Some K-drama fans argue that tone shifts are jarring. They prefer to watch the K-dramas that stick to one tone throughout. According to this theory, tone shifts aren’t a quality of K-dramas, they’re a quality of bad K-dramas.
But even the best K-dramas contain a fair amount of tonal variation. Boys over Flowers, for instance, blends silliness and spectacle with tears and angst to make it a real tragicomedy. Despite its Japanese source material, it’s an excellent example of the K-drama aesthetic. Coffee Prince draws in new K-drama fans year after year partly because it blends cute, whimsical scenes with scenes of emotional revelation and depth.
I believe that K-drama producers (and audiences) are more embracing of tone shifts than American producers. Sometimes the shifts are jarring and sometimes they’re smooth, but most K-dramas follow the principle of “pack it all in.” If our lives can include comedy as well as tragedy, why not include both on screen?
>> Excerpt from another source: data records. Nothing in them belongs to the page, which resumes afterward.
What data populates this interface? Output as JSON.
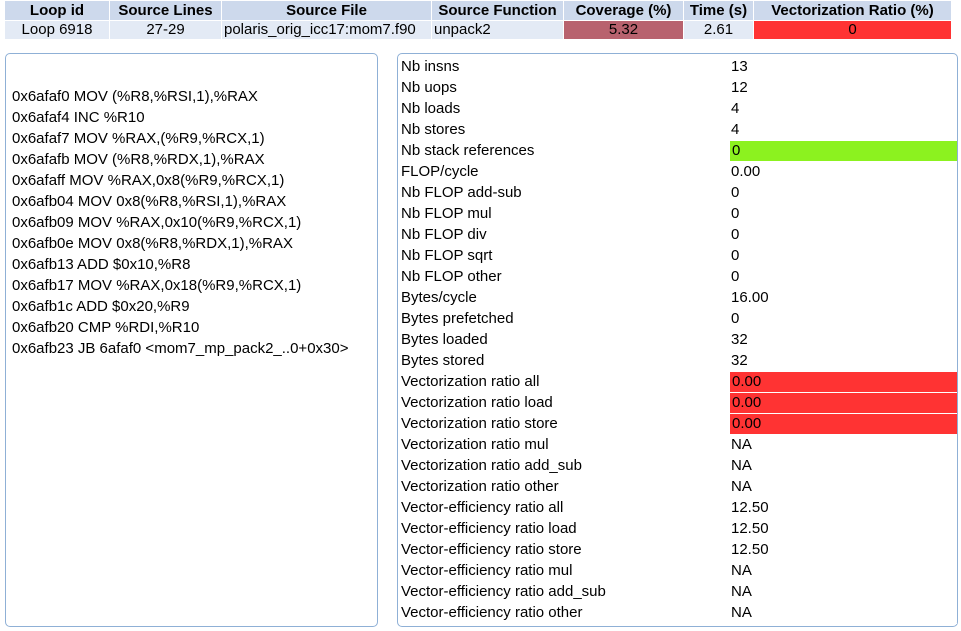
{
  "summary": {
    "headers": [
      "Loop id",
      "Source Lines",
      "Source File",
      "Source Function",
      "Coverage (%)",
      "Time (s)",
      "Vectorization Ratio (%)"
    ],
    "row": {
      "loop_id": "Loop 6918",
      "source_lines": "27-29",
      "source_file": "polaris_orig_icc17:mom7.f90",
      "source_function": "unpack2",
      "coverage": "5.32",
      "time": "2.61",
      "vectorization_ratio": "0"
    },
    "colors": {
      "coverage_bg": "#b8626e",
      "vectorization_bg": "#ff3333",
      "header_bg": "#cdd9ec",
      "cell_bg": "#e3eaf5"
    }
  },
  "assembly": [
    "0x6afaf0 MOV (%R8,%RSI,1),%RAX",
    "0x6afaf4 INC %R10",
    "0x6afaf7 MOV %RAX,(%R9,%RCX,1)",
    "0x6afafb MOV (%R8,%RDX,1),%RAX",
    "0x6afaff MOV %RAX,0x8(%R9,%RCX,1)",
    "0x6afb04 MOV 0x8(%R8,%RSI,1),%RAX",
    "0x6afb09 MOV %RAX,0x10(%R9,%RCX,1)",
    "0x6afb0e MOV 0x8(%R8,%RDX,1),%RAX",
    "0x6afb13 ADD $0x10,%R8",
    "0x6afb17 MOV %RAX,0x18(%R9,%RCX,1)",
    "0x6afb1c ADD $0x20,%R9",
    "0x6afb20 CMP %RDI,%R10",
    "0x6afb23 JB 6afaf0 <mom7_mp_pack2_..0+0x30>"
  ],
  "metrics": [
    {
      "name": "Nb insns",
      "value": "13"
    },
    {
      "name": "Nb uops",
      "value": "12"
    },
    {
      "name": "Nb loads",
      "value": "4"
    },
    {
      "name": "Nb stores",
      "value": "4"
    },
    {
      "name": "Nb stack references",
      "value": "0",
      "highlight": "#8cf21f"
    },
    {
      "name": "FLOP/cycle",
      "value": "0.00"
    },
    {
      "name": "Nb FLOP add-sub",
      "value": "0"
    },
    {
      "name": "Nb FLOP mul",
      "value": "0"
    },
    {
      "name": "Nb FLOP div",
      "value": "0"
    },
    {
      "name": "Nb FLOP sqrt",
      "value": "0"
    },
    {
      "name": "Nb FLOP other",
      "value": "0"
    },
    {
      "name": "Bytes/cycle",
      "value": "16.00"
    },
    {
      "name": "Bytes prefetched",
      "value": "0"
    },
    {
      "name": "Bytes loaded",
      "value": "32"
    },
    {
      "name": "Bytes stored",
      "value": "32"
    },
    {
      "name": "Vectorization ratio all",
      "value": "0.00",
      "highlight": "#ff3333"
    },
    {
      "name": "Vectorization ratio load",
      "value": "0.00",
      "highlight": "#ff3333"
    },
    {
      "name": "Vectorization ratio store",
      "value": "0.00",
      "highlight": "#ff3333"
    },
    {
      "name": "Vectorization ratio mul",
      "value": "NA"
    },
    {
      "name": "Vectorization ratio add_sub",
      "value": "NA"
    },
    {
      "name": "Vectorization ratio other",
      "value": "NA"
    },
    {
      "name": "Vector-efficiency ratio all",
      "value": "12.50"
    },
    {
      "name": "Vector-efficiency ratio load",
      "value": "12.50"
    },
    {
      "name": "Vector-efficiency ratio store",
      "value": "12.50"
    },
    {
      "name": "Vector-efficiency ratio mul",
      "value": "NA"
    },
    {
      "name": "Vector-efficiency ratio add_sub",
      "value": "NA"
    },
    {
      "name": "Vector-efficiency ratio other",
      "value": "NA"
    }
  ]
}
For viewers accustomed to American television, even K-dramas’ smoothest tone shifts are disorienting at first. But that disorientation can be enjoyable, a pleasant reminder that people are complicated and life doesn’t stick to one genre. Compared to American television, Korean television make more of an effort to include multiple genres in one show.
K-dramas aren’t trying to be American dramas. They aren’t trying to follow the rules of eighteenth-century European drama, or the rules of twentieth-century American television. American critics who dismiss the global Korean drama industry as simply inferior without trying to understand its successes are guilty of hubris, another good old-fashioned Greek idea. ♥
How do you feel about the K-drama emphasis on emotion over photo-realism? Does the lack of unity in “time and place” bother you or is it an essential part of the stories you love? I’m still working on this and I’d love to hear your thoughts.